Seria educativo explicar que não é o sotaque do Norte, das Beiras, do Alentejo ou das Ilhas que faz das pessoas parolas. E que no Norte, nas Beiras, no Alentejo ou nas Ilhas há muita gente culta e educada que tem sotaque e faz questão de o manter. E claro que em vez de potato, tomato, neither ou either, com as diferentes fonéticas que a língua inglesa contém, a minha letra estaria preenchida pelas nossas palavras, com as suas nuances e com os mal-entendidos que às vezes acontecem nas nossas conversas.

Numa versão mais ambiciosa, abarcaria todas as variantes regionais (riquíssimas, aliás), brincando, por exemplo, com o facto de no Algarve se chamar alcagoitas aos amendoins e de haver quem noutras zonas lhes chame pinotes (numa derivação de peanuts). Mas como isso não caberia apenas numa letra e aproveitando a minha árdua experiência de trabalho nos perdidos e achados da tradução tripeiro-alfacinha, na qualidade de portuense que vive entre Lisboa e Porto há muitos anos, 
o melhor seria fixar a atenção por aí mesmo.

Começando pela fonética, teria de referir as diferenças entre como (do verbo comer) e como (enquanto conjunção). Que no Porto divergem foneticamente e em Lisboa não. Um portuense diria “eu cômo cúmo um alarve”. Um lisboeta acharia que isso é só esquisito. No Porto diz-se mestrado (com o E fechado) quando em Lisboa é “méstrado” (bem aberto). No Porto diz-se “dezôito” quando em Lisboa é “dezóito”. Já para não falar do “treuze” com U no meio, como alguns lisboetas fazem questão de dizer.

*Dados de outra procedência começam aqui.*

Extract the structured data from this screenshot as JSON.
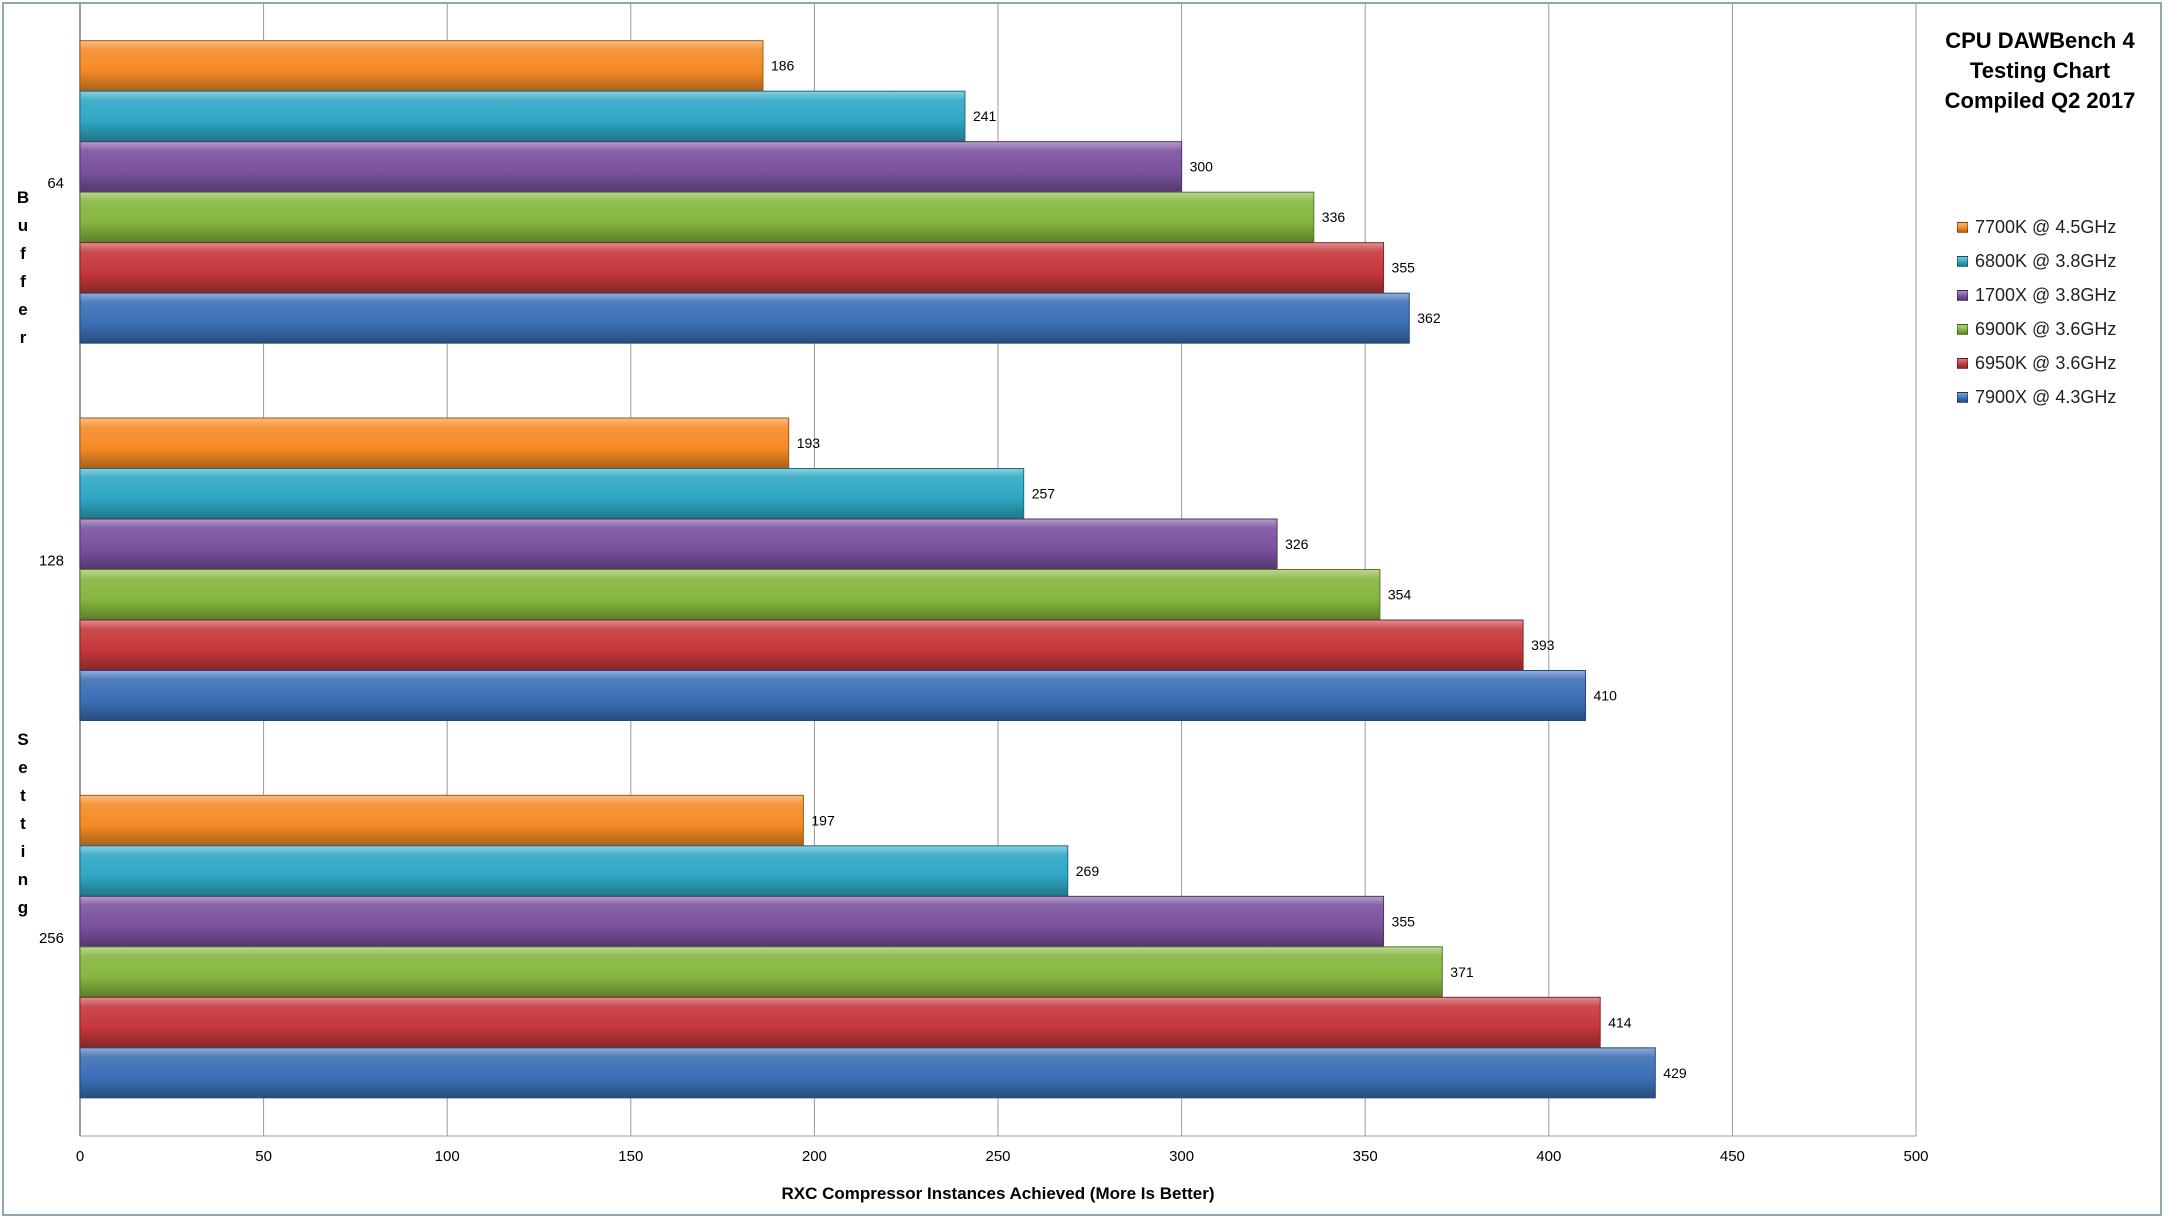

Depois passaríamos aos termos, para assinalar a cruzeta e o cabide, o aloquete e o cadeado, a sertã e a frigideira, o molete e a carcaça, o fino e a imperial, o cimbalino e a bica, o lanche e a merenda, o bolinho e o pastel (de bacalhau), o guarda-chuva (ou chuço) e o chapéu de chuva, a carteira (de senhora, diferente de porta-moedas) que em Lisboa é mala, a mala (do carro) que é porta-bagagens, o estrugido e o refogado, a sapatilha e o ténis, o manco e o coxo, os cordões e os atacadores, entre muitas outras coisas...

Claro que teríamos de enumerar também as expressões, como “três menos um quarto” e “um quarto para as três”, “à minha beira” e “ao pé de mim”, o pega e o toma (quando se entrega algo a alguém), o calcar e o pisar, e a minha favorita: bufar as velas em vez de soprar. Ou a incompreensão dos lisboetas quando um portuense diz “de caminho”, para dizer “daqui a pouco”. Ou quando diz “à meia hora” para indicar 
“ao meio-dia e meia” ou “ao meio-dia” para dizer “ao almoço”.

E finalmente o calão, como o tótil e o bué, o quito e a beca, o ressaca e o carocho, o paiva e a ganza, o chunga e o fatela, o azeiteiro e o bimbo, o guna e o mitra, o jeco, o cota, a bina, o bote, o travinca, a pita, o bacano e muitas outras coisas que podem ter ou não equivalente do outro lado.

Conclusão: a minha letra vai ter isto tudo, uma métrica perfeita, rimas complexas e uma pitada de ironia. Vai ser incríbel! Só falta escrever.